Christian Holst

Kulturmanagement :: Digitale Transformation :: Künstliche Intelligenz


Blog

  • «Effi Briest» als Soap Opera

    Vom 5. bis zum 15. Februar war Berlinale. Harald Martenstein war dort und hat für die Zeit ein kleines Tagebuch im Stile seiner legendären Kolumne geschrieben. Der Eintrag des siebten Berlinale-Tages beschäftigt sich mit Sinn und Unsinn der Aktualisierung von Klassikern, in diesem Falle «Effi Briest», das die Regisseurin laut Martenstein in «Gute Zeiten, schlechte Zeiten» verwandelt. Sein Fazit:

    Klassiker werden Klassiker, wie etwa «Effi Briest» oder «Der Prozess», weil ihre Geschichte auch etwas Zeitloses hat, eine Kraft, wie sie kein einziges dämliches Fernsehspiel besitzt. Ist das so schwer zu kapieren? Offenbar ja.

    Ja, tatsächlich. Das Gros der Theaterregisseure tut sich mit dieser Erkenntnis ja ebenso schwer.
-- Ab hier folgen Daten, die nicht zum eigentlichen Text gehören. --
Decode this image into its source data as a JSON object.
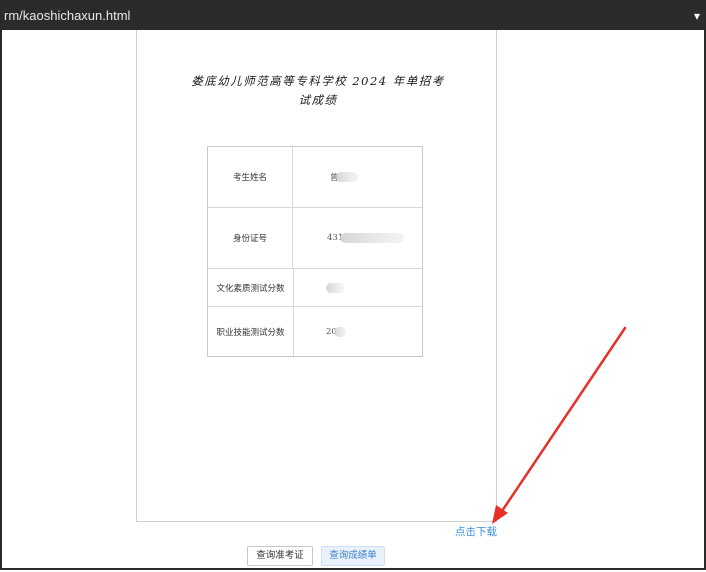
{
  "browser": {
    "url_text": "rm/kaoshichaxun.html",
    "tray_icon": "chevron-icon"
  },
  "document": {
    "title": "娄底幼儿师范高等专科学校 2024 年单招考试成绩",
    "fields": [
      {
        "label": "考生姓名",
        "value": "曾"
      },
      {
        "label": "身份证号",
        "value": "431"
      },
      {
        "label": "文化素质测试分数",
        "value": ""
      },
      {
        "label": "职业技能测试分数",
        "value": "20"
      }
    ]
  },
  "actions": {
    "download_label": "点击下载",
    "ticket_button": "查询准考证",
    "score_button": "查询成绩单"
  },
  "colors": {
    "link": "#3d8fe0",
    "annotation_arrow": "#e8302a",
    "active_button_bg": "#e9f2fc"
  }
}
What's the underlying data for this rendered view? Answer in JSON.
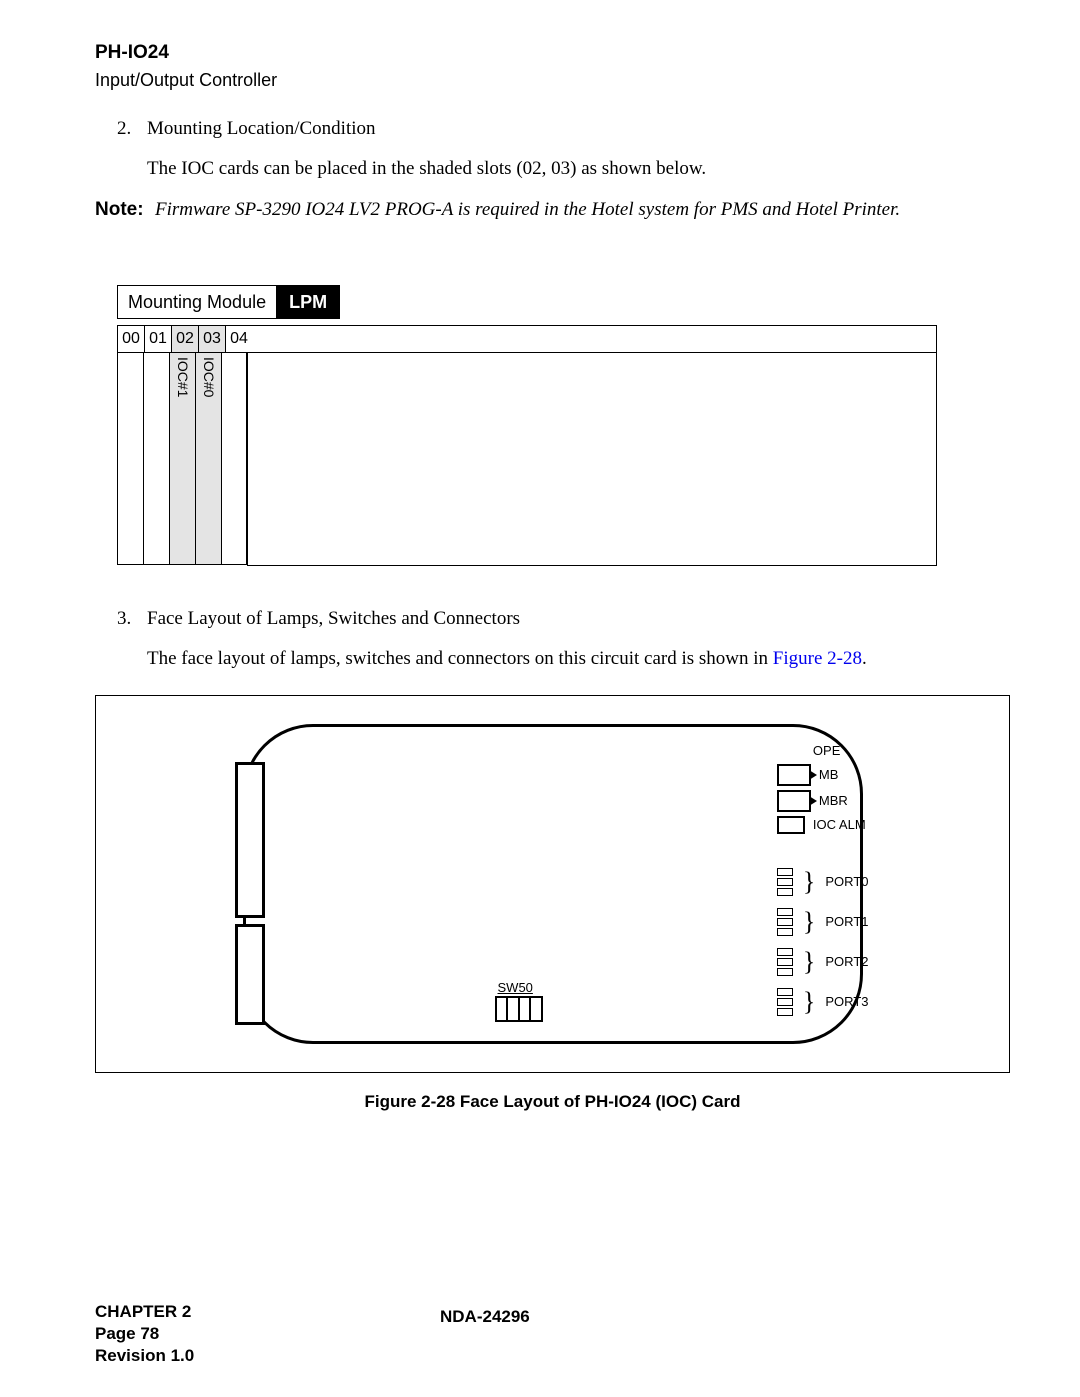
{
  "header": {
    "code": "PH-IO24",
    "subtitle": "Input/Output Controller"
  },
  "section2": {
    "num": "2.",
    "title": "Mounting Location/Condition",
    "body": "The IOC cards can be placed in the shaded slots (02, 03) as shown below."
  },
  "note": {
    "label": "Note:",
    "text": "Firmware SP-3290 IO24 LV2 PROG-A is required in the Hotel system for PMS and Hotel Printer."
  },
  "mounting": {
    "module_label": "Mounting Module",
    "lpm": "LPM",
    "slots": [
      "00",
      "01",
      "02",
      "03",
      "04"
    ],
    "ioc1": "IOC#1",
    "ioc0": "IOC#0"
  },
  "section3": {
    "num": "3.",
    "title": "Face Layout of Lamps, Switches and Connectors",
    "body_a": "The face layout of lamps, switches and connectors on this circuit card is shown in",
    "fig_ref": "Figure 2-28",
    "body_b": "."
  },
  "face": {
    "sw50": "SW50",
    "labels": {
      "ope": "OPE",
      "mb": "MB",
      "mbr": "MBR",
      "iocalm": "IOC ALM"
    },
    "ports": [
      "PORT0",
      "PORT1",
      "PORT2",
      "PORT3"
    ]
  },
  "figure_caption": "Figure 2-28   Face Layout of PH-IO24 (IOC) Card",
  "footer": {
    "chapter": "CHAPTER 2",
    "page": "Page 78",
    "rev": "Revision 1.0",
    "doc": "NDA-24296"
  }
}
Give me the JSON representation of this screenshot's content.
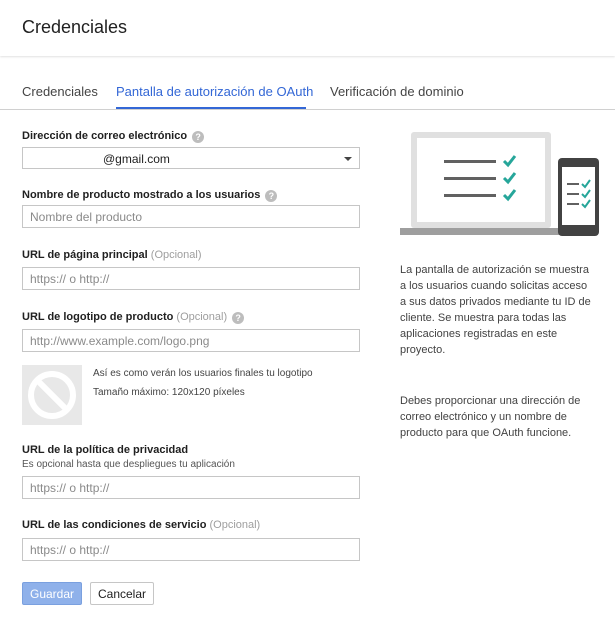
{
  "header": {
    "title": "Credenciales"
  },
  "tabs": [
    {
      "label": "Credenciales"
    },
    {
      "label": "Pantalla de autorización de OAuth"
    },
    {
      "label": "Verificación de dominio"
    }
  ],
  "form": {
    "email": {
      "label": "Dirección de correo electrónico",
      "value": "@gmail.com"
    },
    "product_name": {
      "label": "Nombre de producto mostrado a los usuarios",
      "placeholder": "Nombre del producto"
    },
    "homepage_url": {
      "label": "URL de página principal",
      "optional": "(Opcional)",
      "placeholder": "https:// o http://"
    },
    "logo_url": {
      "label": "URL de logotipo de producto",
      "optional": "(Opcional)",
      "placeholder": "http://www.example.com/logo.png"
    },
    "logo_preview": {
      "note": "Así es como verán los usuarios finales tu logotipo",
      "max_size": "Tamaño máximo: 120x120 píxeles"
    },
    "privacy_url": {
      "label": "URL de la política de privacidad",
      "sublabel": "Es opcional hasta que despliegues tu aplicación",
      "placeholder": "https:// o http://"
    },
    "terms_url": {
      "label": "URL de las condiciones de servicio",
      "optional": "(Opcional)",
      "placeholder": "https:// o http://"
    },
    "help_glyph": "?"
  },
  "buttons": {
    "save": "Guardar",
    "cancel": "Cancelar"
  },
  "sidebar": {
    "paragraph1": "La pantalla de autorización se muestra a los usuarios cuando solicitas acceso a sus datos privados mediante tu ID de cliente. Se muestra para todas las aplicaciones registradas en este proyecto.",
    "paragraph2": "Debes proporcionar una dirección de correo electrónico y un nombre de producto para que OAuth funcione."
  },
  "colors": {
    "accent": "#3367d6",
    "check": "#26a69a",
    "save_button": "#8fb1ea"
  }
}
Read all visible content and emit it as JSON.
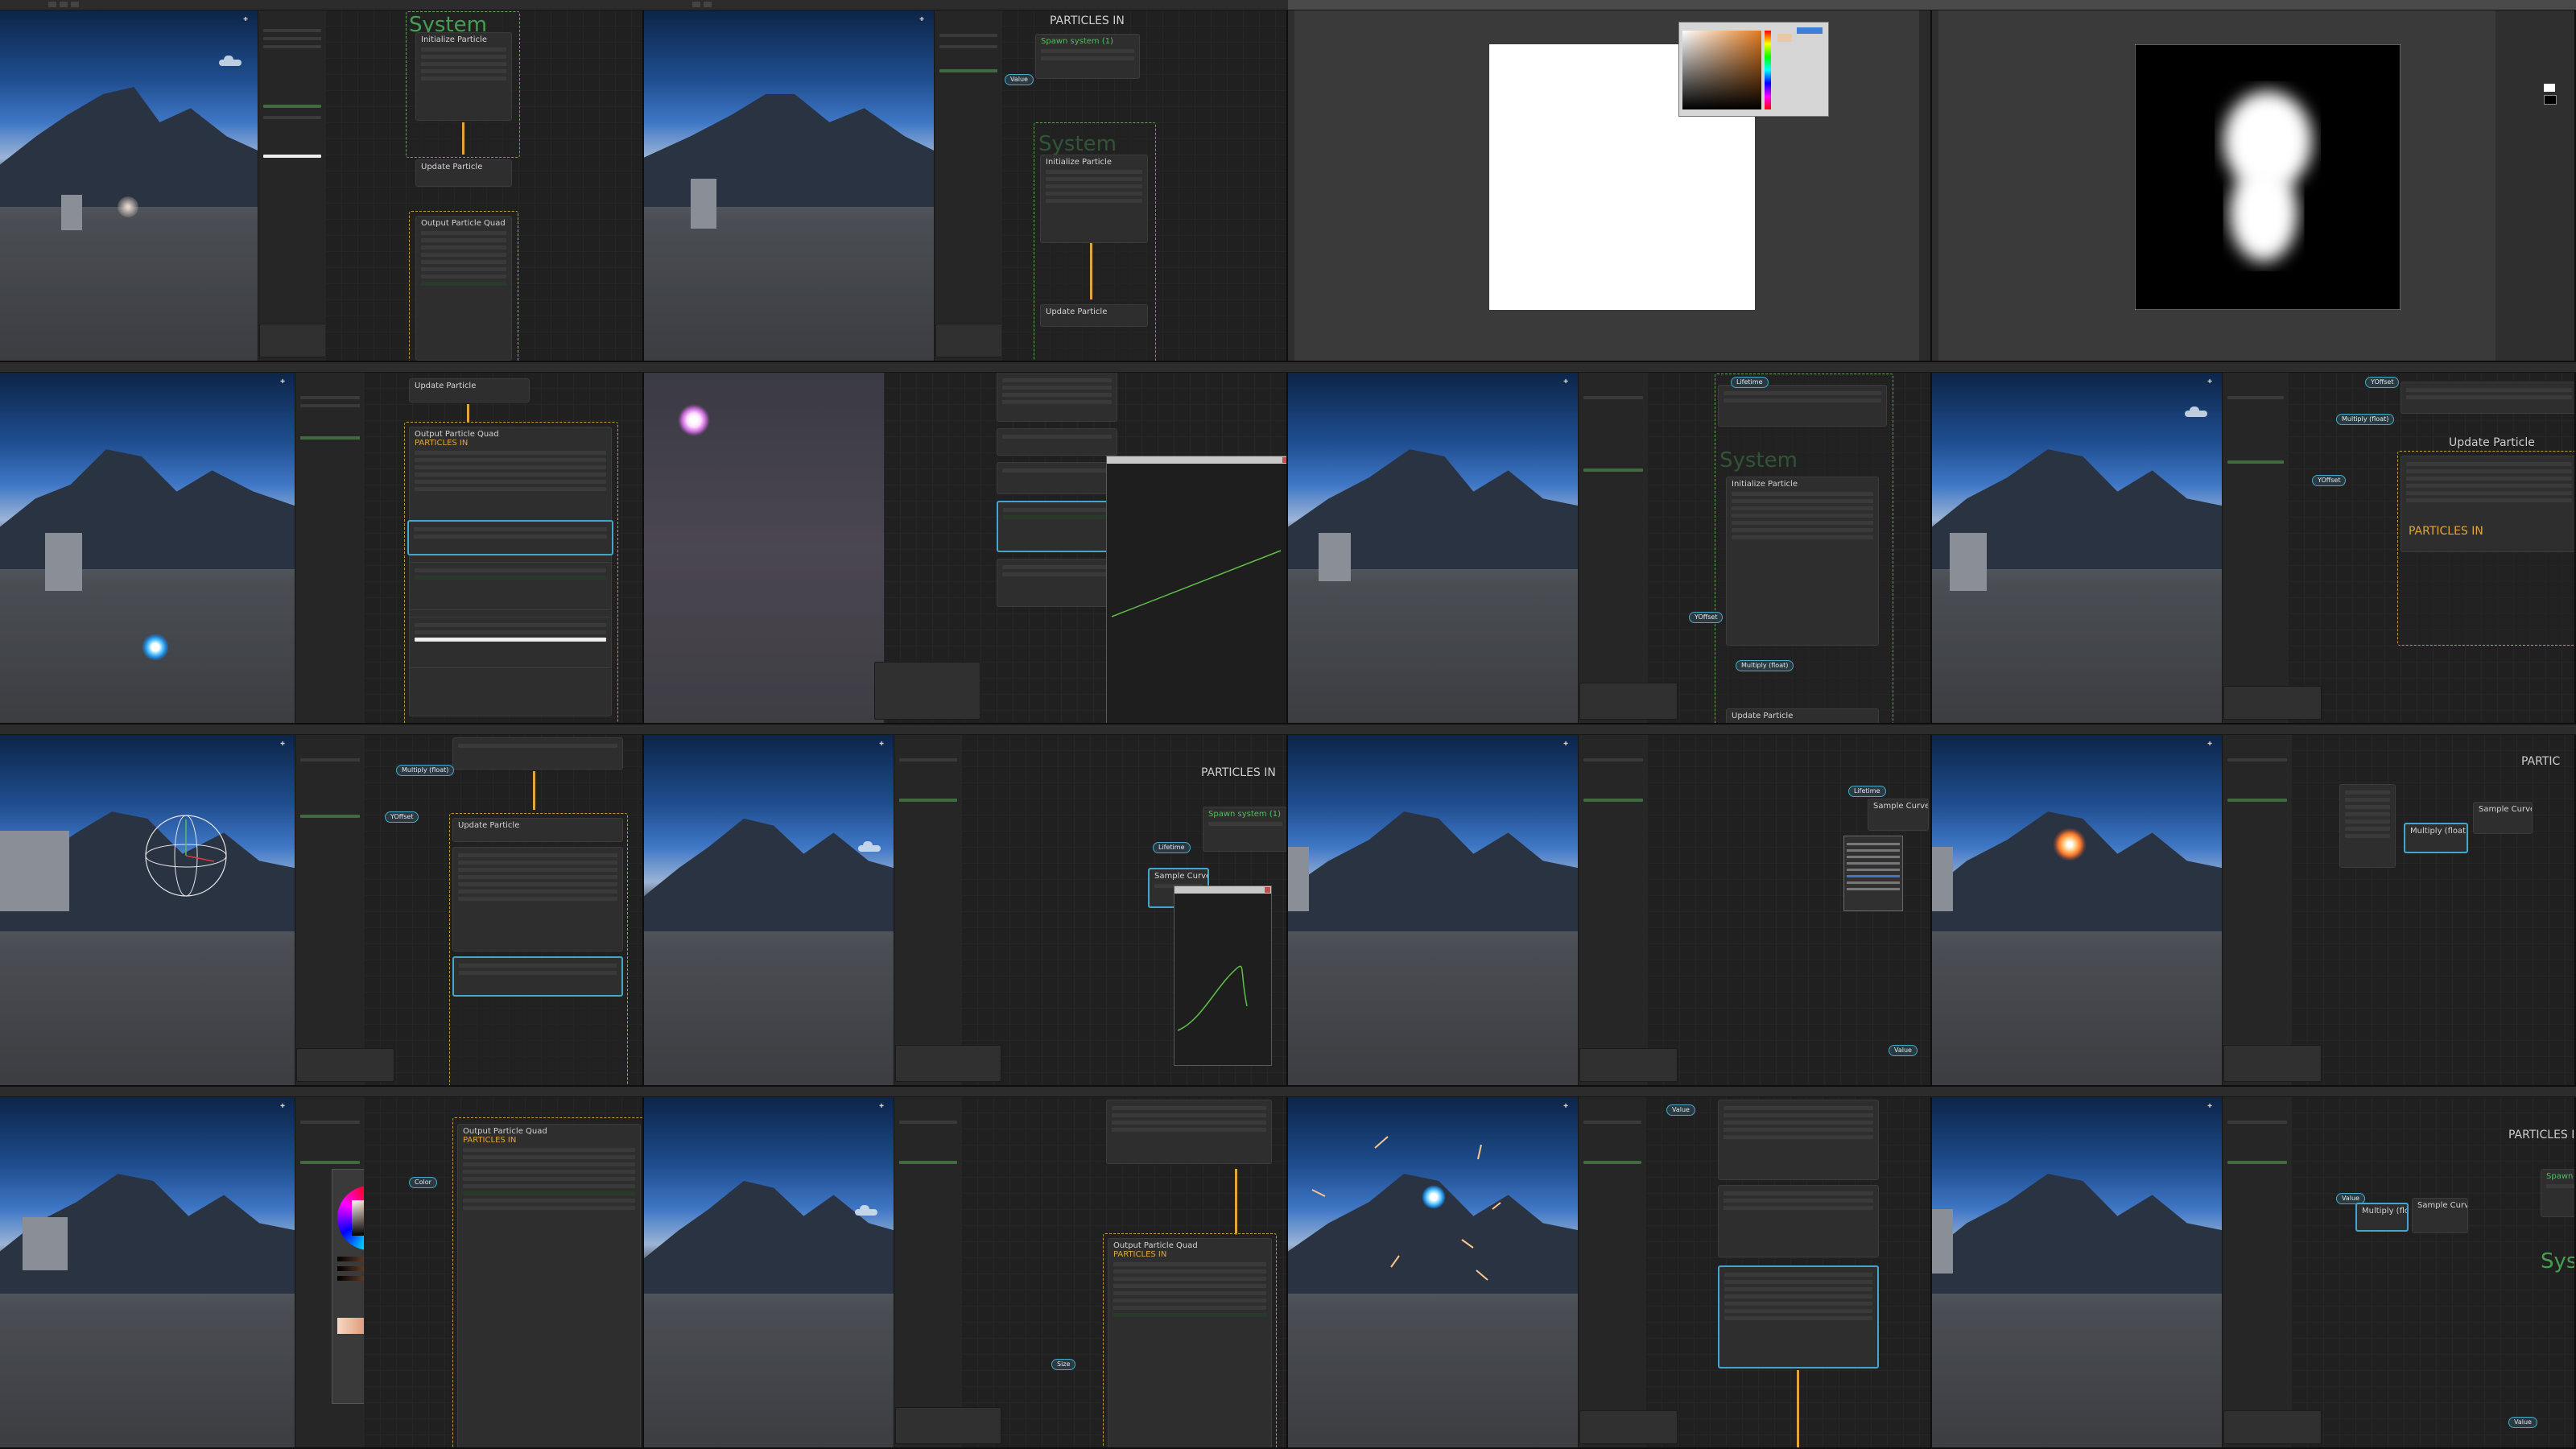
{
  "labels": {
    "system": "System",
    "update_particle": "Update Particle",
    "initialize_particle": "Initialize Particle",
    "output_particle_quad": "Output Particle Quad",
    "particles_in": "PARTICLES IN",
    "spawn_system": "Spawn system (1)",
    "partic": "PARTIC",
    "system_short": "Syste"
  },
  "nodes": {
    "multiply_float": "Multiply (float)",
    "sample_curve": "Sample Curve",
    "yoffset": "YOffset"
  },
  "colors": {
    "context_green": "#6aa35d",
    "context_yellow": "#c29c3a",
    "selection_blue": "#43a7c9",
    "flow_orange": "#e0a63a",
    "sky_top": "#0c2447",
    "sky_bottom": "#3f77c6"
  },
  "icons": [
    "scene-gizmo-icon",
    "color-picker-icon",
    "color-wheel-icon",
    "particle-glow-icon"
  ]
}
  • Spannend: Cruise als Stauffenberg

    Obwohl der Ausgang des Stauffenberg-Attentats ja bekannt ist, habe ich lange nicht einen so spannenden Film wie Operation Walküre gesehen. Dem Film gelingt es, einen immer wieder in die Hoffnung der Protagonisten zu versetzen, alles möge noch gut ausgehen. Das liegt vor allem daran, dass zunächst sehr genau die sorgfältigen Planungen, die taktischen Abstimmungen und strategischen Überlegungen unter den gar nicht so wenigen Verschwörern gezeigt werden und man so bestens im Bilde ist, was dann später bei der Durchführung schief zu gehen droht oder tatsächlich schief geht. Dem zum Opfer fällt die Psychologie der Figuren, die Spannung bleibt rein äußerlich und macht sich allein an den Ereignissen fest. Freilich wäre Tom Cruise auch eine denkbar schlechte Besetzung, wenn man zeigen wollte, was in Stauffenbergs Innerstem vorging, was ihn antrieb, welche Ängste er zu bekämpfen hatte. Auch deswegen ist es gut, dass der Film hier konsequent bleibt (anders als der deutsche Stauffenberg-Film aus dem Jahr 2004 der mehr, aber auch nicht konsequent, auf Stauffenbergs Motivation eingeht). Sicher wird der Film dem historischen Ereignis damit nicht voll gerecht, aber er regt an, sich intensiver mit dem Attentat vom 20. Juli und dem militärischen Widerstand zu beschäftigen.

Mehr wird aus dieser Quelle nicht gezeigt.